8:30 - 12:00 Pre-Conference
Tutorial*
Biomarker Assay Development and Validation - Principles and Practices
Instructors:
• Dr. Pauline Lau, President, Suntec Corporation
• Dr. Robert T. Dworschack, Director, Clinical Trials, Roche Diagnostics
•
Ms. Olive Wolfe, President, Clinical
Consultants, Inc
After biomarkers are identified, the development and validation of assays useful for clinical trials are often difficult tasks for pharmaceutical companies to handle without prior diagnostic development experience. This workshop will present the critical requirements and procedures of assay development and validation, sample requirements, stability studies, and assay performance documentation. It will also address quality assurance (e.g.
GLP) requirements to ensure the consistency in producing the biomarker assays and enabling the assays to be used for clinical trials and down-stream commercialization. For commercialization, the FDA approval process and requirements will be reviewed.
About the instructors:
Dr. Pauline Lau is the founder and president of Suntec Corporation, USA. She also serves on the advisory board and consultants for several major medical companies and research institutes including Roche Diagnostics and ITRI (Industrial Technology Research Institute). Prior to founding Suntec Corporation, Dr. Lau was head of Integrated Health Care Department at Hoffman La Roche Pharmaceutical Research Center in California, responsible for biomarker development and validation. She is a globally recognized expert in personalized medicine and biomarkers. Dr. Lau also has over 15 years of experience in medical diagnostic research and product development. Dr. Lau has extensive experiences in managing FDA approval process of medical devices. She has successfully launched devices for physician’s office and other hospital-based products. Dr. Lau also has many years of successful records in new biomarker market/business development. In 1996-2002, she successfully managed the cardiac and tumor markers with over 30% market growth each year.

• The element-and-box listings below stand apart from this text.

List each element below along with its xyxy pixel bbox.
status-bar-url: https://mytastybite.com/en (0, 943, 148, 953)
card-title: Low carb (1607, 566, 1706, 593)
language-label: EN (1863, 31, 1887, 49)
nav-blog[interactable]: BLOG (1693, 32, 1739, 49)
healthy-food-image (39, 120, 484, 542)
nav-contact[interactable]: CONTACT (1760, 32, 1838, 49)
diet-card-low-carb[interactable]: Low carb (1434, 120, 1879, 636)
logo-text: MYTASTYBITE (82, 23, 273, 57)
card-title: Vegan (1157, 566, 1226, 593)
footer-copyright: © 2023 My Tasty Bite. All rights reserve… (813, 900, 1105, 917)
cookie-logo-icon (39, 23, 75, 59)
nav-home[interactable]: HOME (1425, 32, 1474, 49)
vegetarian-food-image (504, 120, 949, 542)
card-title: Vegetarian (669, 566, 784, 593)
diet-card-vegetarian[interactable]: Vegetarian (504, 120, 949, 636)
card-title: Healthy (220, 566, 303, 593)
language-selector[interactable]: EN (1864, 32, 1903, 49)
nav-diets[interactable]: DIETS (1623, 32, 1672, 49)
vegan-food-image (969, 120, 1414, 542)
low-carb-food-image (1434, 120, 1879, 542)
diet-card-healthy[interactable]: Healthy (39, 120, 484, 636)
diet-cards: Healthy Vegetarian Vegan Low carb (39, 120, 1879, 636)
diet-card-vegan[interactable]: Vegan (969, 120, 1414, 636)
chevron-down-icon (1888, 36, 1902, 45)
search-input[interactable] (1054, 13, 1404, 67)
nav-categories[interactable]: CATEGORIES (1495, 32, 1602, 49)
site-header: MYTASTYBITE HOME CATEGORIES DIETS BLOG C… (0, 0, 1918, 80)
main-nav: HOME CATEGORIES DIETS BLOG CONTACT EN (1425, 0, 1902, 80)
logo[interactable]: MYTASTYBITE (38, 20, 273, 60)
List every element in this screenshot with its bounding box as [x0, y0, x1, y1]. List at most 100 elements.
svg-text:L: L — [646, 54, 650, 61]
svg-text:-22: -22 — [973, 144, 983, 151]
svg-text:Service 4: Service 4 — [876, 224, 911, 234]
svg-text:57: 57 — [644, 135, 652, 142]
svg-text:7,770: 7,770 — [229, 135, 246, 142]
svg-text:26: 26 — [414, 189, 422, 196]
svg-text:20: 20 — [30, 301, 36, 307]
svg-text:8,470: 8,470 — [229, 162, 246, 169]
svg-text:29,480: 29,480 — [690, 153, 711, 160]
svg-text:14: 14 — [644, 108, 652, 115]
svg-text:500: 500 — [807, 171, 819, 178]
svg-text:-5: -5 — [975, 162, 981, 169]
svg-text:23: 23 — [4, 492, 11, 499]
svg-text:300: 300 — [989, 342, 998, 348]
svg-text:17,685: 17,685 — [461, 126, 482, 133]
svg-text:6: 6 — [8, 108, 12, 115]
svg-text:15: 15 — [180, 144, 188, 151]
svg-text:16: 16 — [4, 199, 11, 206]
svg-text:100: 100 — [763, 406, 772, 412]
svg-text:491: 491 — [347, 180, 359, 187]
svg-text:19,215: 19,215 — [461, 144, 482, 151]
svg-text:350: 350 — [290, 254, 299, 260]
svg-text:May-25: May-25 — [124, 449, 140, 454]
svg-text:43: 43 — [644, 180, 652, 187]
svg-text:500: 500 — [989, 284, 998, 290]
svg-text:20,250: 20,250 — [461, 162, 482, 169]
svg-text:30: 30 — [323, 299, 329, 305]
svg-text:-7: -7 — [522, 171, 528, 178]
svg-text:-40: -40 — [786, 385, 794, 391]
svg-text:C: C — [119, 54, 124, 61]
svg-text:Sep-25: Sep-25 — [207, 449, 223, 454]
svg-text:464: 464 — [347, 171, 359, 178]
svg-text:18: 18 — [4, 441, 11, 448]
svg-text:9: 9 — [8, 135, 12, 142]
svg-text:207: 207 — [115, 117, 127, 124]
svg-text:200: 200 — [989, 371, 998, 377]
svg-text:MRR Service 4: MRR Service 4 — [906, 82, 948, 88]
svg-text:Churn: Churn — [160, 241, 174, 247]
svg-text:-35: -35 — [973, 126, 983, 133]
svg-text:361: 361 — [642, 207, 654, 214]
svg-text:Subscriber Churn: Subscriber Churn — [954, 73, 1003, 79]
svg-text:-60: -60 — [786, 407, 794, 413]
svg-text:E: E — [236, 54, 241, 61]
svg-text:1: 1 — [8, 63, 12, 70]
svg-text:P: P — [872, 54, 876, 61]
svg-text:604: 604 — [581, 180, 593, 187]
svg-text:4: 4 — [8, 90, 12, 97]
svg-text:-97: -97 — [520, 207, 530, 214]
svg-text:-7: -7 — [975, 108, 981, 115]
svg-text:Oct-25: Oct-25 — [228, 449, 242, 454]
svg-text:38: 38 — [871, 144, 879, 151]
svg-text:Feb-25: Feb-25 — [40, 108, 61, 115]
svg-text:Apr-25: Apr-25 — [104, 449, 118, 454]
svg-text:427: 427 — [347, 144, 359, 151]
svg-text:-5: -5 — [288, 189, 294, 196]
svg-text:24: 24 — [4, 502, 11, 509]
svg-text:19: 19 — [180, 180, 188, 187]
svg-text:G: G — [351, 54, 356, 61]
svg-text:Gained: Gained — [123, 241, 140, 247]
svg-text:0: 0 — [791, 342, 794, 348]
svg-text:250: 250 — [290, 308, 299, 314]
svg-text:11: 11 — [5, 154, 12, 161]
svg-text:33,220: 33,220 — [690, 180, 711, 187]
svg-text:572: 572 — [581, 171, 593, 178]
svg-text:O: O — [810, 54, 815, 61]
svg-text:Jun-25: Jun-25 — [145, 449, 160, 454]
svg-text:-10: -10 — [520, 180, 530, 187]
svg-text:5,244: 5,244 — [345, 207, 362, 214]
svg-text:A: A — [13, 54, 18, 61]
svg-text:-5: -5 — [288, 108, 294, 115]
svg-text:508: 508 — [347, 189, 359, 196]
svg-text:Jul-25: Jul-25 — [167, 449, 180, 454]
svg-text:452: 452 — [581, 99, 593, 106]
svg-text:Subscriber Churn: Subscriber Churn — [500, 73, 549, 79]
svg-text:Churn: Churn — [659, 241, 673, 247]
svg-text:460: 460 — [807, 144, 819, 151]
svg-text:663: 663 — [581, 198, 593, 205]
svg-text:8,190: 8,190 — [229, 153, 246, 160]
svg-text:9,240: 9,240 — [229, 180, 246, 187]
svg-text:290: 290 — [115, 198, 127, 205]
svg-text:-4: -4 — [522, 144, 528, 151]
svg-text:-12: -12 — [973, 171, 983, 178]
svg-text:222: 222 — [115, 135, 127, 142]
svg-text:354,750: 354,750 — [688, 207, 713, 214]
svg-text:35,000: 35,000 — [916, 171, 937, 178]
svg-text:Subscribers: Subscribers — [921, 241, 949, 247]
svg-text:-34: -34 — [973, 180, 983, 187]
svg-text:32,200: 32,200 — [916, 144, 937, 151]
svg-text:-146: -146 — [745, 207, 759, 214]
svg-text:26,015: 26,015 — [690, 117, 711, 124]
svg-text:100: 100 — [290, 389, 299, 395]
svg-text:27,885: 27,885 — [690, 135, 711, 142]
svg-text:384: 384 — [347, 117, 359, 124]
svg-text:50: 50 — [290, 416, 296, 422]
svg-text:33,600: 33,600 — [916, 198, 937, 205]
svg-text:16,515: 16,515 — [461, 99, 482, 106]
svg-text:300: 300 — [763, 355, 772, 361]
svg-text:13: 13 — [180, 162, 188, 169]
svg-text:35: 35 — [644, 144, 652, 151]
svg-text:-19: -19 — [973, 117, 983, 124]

Dr. Robert T. Dworschack has been responsible for biomarker clinical evaluations for over 10 years. He is currently Director of Clinical Trials at Roche Diagnostics, responsible for external product evaluation and generation of clinical data for regulatory submission for 510k and
PMA. He also has over 10 years biomarker research and development experiences including internal validation process. Prior to Roche, he worked at Abbott Diagnostics R/D developing many immunoassays products.
Dr. Omar Laterza is a Research Fellow at Merck Research Laboratories in Rahway, New Jersey. He is the co-director of the Clinical Development Laboratory, which provides support for Phase I and II human clinical trials. He has been at Merck since 2003. Dr. Laterza obtained his Ph.D. in Biochemistry at Colorado State University and a post-doctoral fellowship in Clinical Chemistry at Washington University, School of Medicine, in St. Louis, Missouri. He is a diplomat of the American Board of Clinical Chemistry
(DABCC) and a Fellow of the American Academy of Clinical Biochemistry
(FACB). Prior to working at Merck, Dr. Laterza was a instructor of Pathology at Johns Hopkins School of Medicine. He has a number of publications on cardiac markers and is the co-inventor in a patent on biomarkers of brain injury.
* Separate registration is required.